GLOBAL EQUITY CAPITAL MARKETS ($BN)
The rise and rise of DCM
While the astonishing levels of debt capital market activity witnessed since the pandemic have come off slightly, they remain at an historically elevated level, with $8.9trn debt capital raised across all products, and a 6% increase on 2022.
Global investment-grade corporate bonds were up 5% to $4.3trn for 2023 overall (although with a notable downward trend towards year-end), while high-yield saw a major resurgence, with a 66% growth in issuance to $219bn.
Meanwhile, international bonds were up 7%, despite some weakening in Asia, including in China, hampered by depressed M&A markets.

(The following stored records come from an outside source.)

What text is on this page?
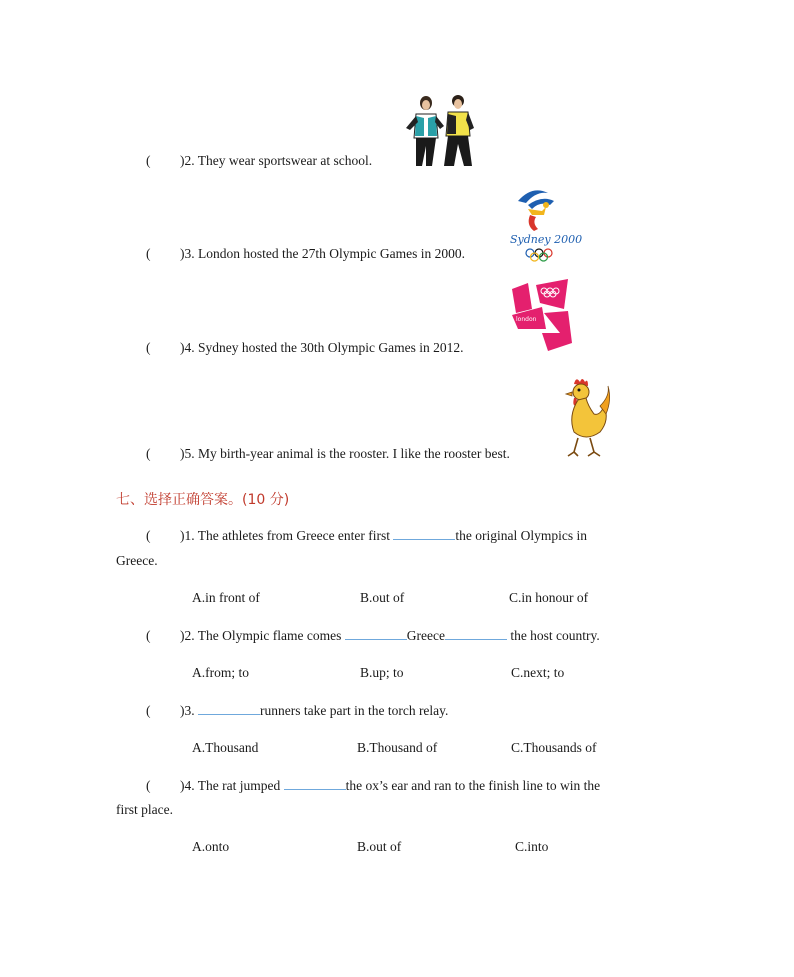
( )2. They wear sportswear at school.
( )3. London hosted the 27th Olympic Games in 2000.
Sydney 2000
( )4. Sydney hosted the 30th Olympic Games in 2012.
london
( )5. My birth-year animal is the rooster. I like the rooster best.
七、选择正确答案。(10 分)
( )1. The athletes from Greece enter first	the original Olympics in
Greece.
A.in front of	B.out of	C.in honour of
( )2. The Olympic flame comes	Greece	the host country.
A.from; to	B.up; to	C.next; to
( )3.	runners take part in the torch relay.
A.Thousand	B.Thousand of	C.Thousands of
( )4. The rat jumped	the ox’s ear and ran to the finish line to win the
first place.
A.onto	B.out of	C.into
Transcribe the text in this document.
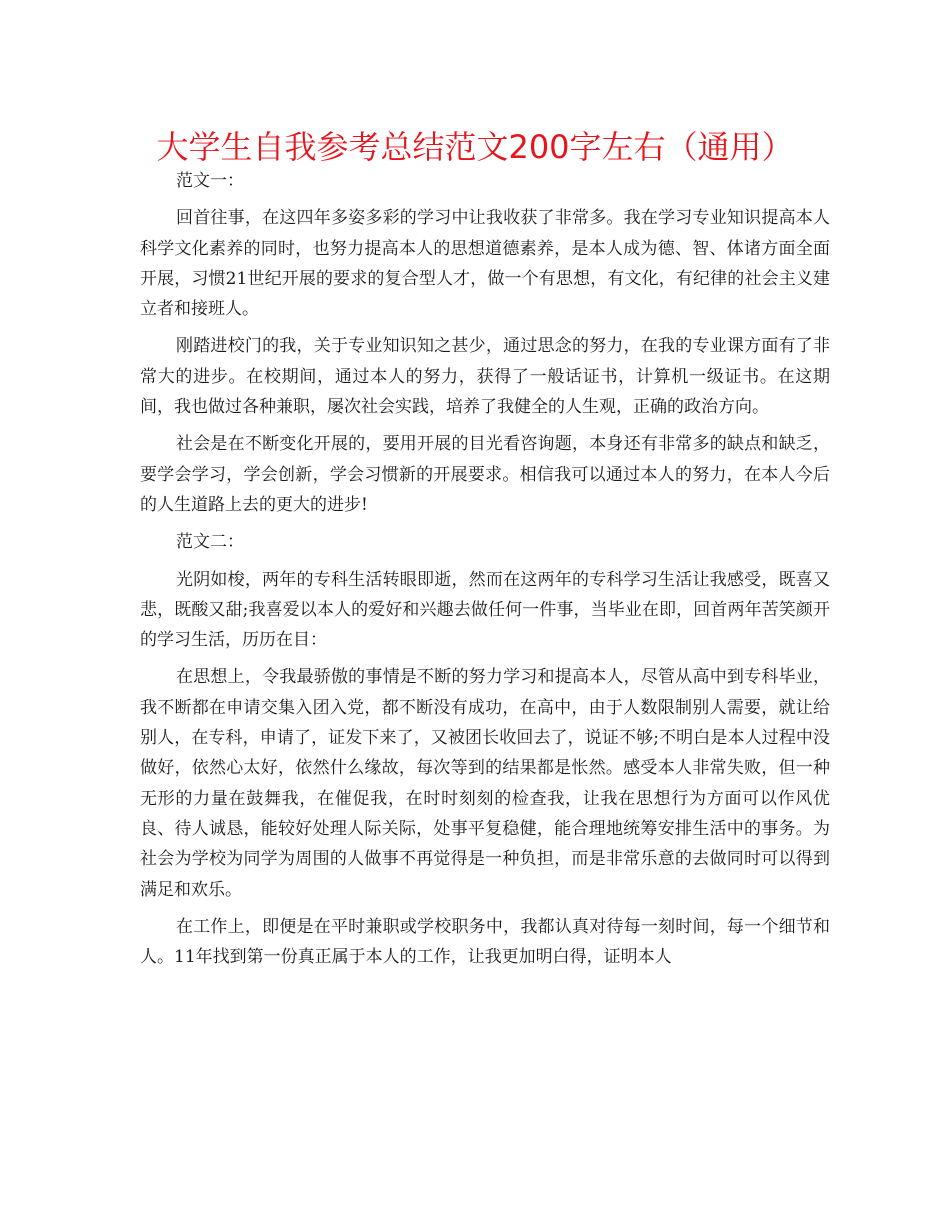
大学生自我参考总结范文200字左右（通用）

范文一：

回首往事，在这四年多姿多彩的学习中让我收获了非常多。我在学习专业知识提高本人科学文化素养的同时，也努力提高本人的思想道德素养，是本人成为德、智、体诸方面全面开展，习惯21世纪开展的要求的复合型人才，做一个有思想，有文化，有纪律的社会主义建立者和接班人。

刚踏进校门的我，关于专业知识知之甚少，通过思念的努力，在我的专业课方面有了非常大的进步。在校期间，通过本人的努力，获得了一般话证书，计算机一级证书。在这期间，我也做过各种兼职，屡次社会实践，培养了我健全的人生观，正确的政治方向。

社会是在不断变化开展的，要用开展的目光看咨询题，本身还有非常多的缺点和缺乏，要学会学习，学会创新，学会习惯新的开展要求。相信我可以通过本人的努力，在本人今后的人生道路上去的更大的进步!

范文二：

光阴如梭，两年的专科生活转眼即逝，然而在这两年的专科学习生活让我感受，既喜又悲，既酸又甜;我喜爱以本人的爱好和兴趣去做任何一件事，当毕业在即，回首两年苦笑颜开的学习生活，历历在目：

在思想上，令我最骄傲的事情是不断的努力学习和提高本人，尽管从高中到专科毕业，我不断都在申请交集入团入党，都不断没有成功，在高中，由于人数限制别人需要，就让给别人，在专科，申请了，证发下来了，又被团长收回去了，说证不够;不明白是本人过程中没做好，依然心太好，依然什么缘故，每次等到的结果都是怅然。感受本人非常失败，但一种无形的力量在鼓舞我，在催促我，在时时刻刻的检查我，让我在思想行为方面可以作风优良、待人诚恳，能较好处理人际关际，处事平复稳健，能合理地统筹安排生活中的事务。为社会为学校为同学为周围的人做事不再觉得是一种负担，而是非常乐意的去做同时可以得到满足和欢乐。

在工作上，即便是在平时兼职或学校职务中，我都认真对待每一刻时间，每一个细节和人。11年找到第一份真正属于本人的工作，让我更加明白得，证明本人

In addition, global syndicated loans were down 15% in 2023 to just $4.3trn – a market significantly dependent on the health of M&A markets.
Even so, DCM remains a tremendously dynamic market, with plenty of innovation and a plurality of funding activity across the world. As rates stabilise, we could expect continued growth across these markets, and indeed our team already report a very strong January, with the number of issuers coming to market in the early new year.
GLOBAL DEBT CAPITAL MARKETS ($TN)
A case-in-point are green and social bonds – the latter coming-of-age during the pandemic era. In 2023, green bonds grew 10% in 2023 to reach $422bn. A general focus on sustainability has become very mainstream for issuers in the DCM area and represents about 10% of the market across all categories.
Responding to questions around green-washing, our speakers noted a marked shift to a growing linked market, where the cost of finance is linked to sustainability KPIs. So far, we have not seen a decline in returning issuers. However, there is a lot of maturing debt this year, so it will be revealing to monitor who comes back to market.
Fees suffer from wider volatility
It is no surprise to see global investment banking fees took a 7% hit in 2023, to total $106bn, the slowest year since 2018, with income dented by subdued M&A, where income fell by a quarter.
The Americas contributed 47% to the global total, taking home $49.6bn, while EMEA bankers saw a 6% fall to $25bn and a similar decline in Asia-Pacific took income to $27bn. Bucking the trend, Japanese dealmakers enjoyed a 24% increase compared to 2022.
The total share of wallet by the top 10 banks totaled 36%, a fall of 1.25 percentage points in 2022. While a handful of global US banks continued to dominate the global capital markets across most categories, there are interesting strategic plays being initiated by several European and Japanese banks that could make for interesting competition in the years ahead.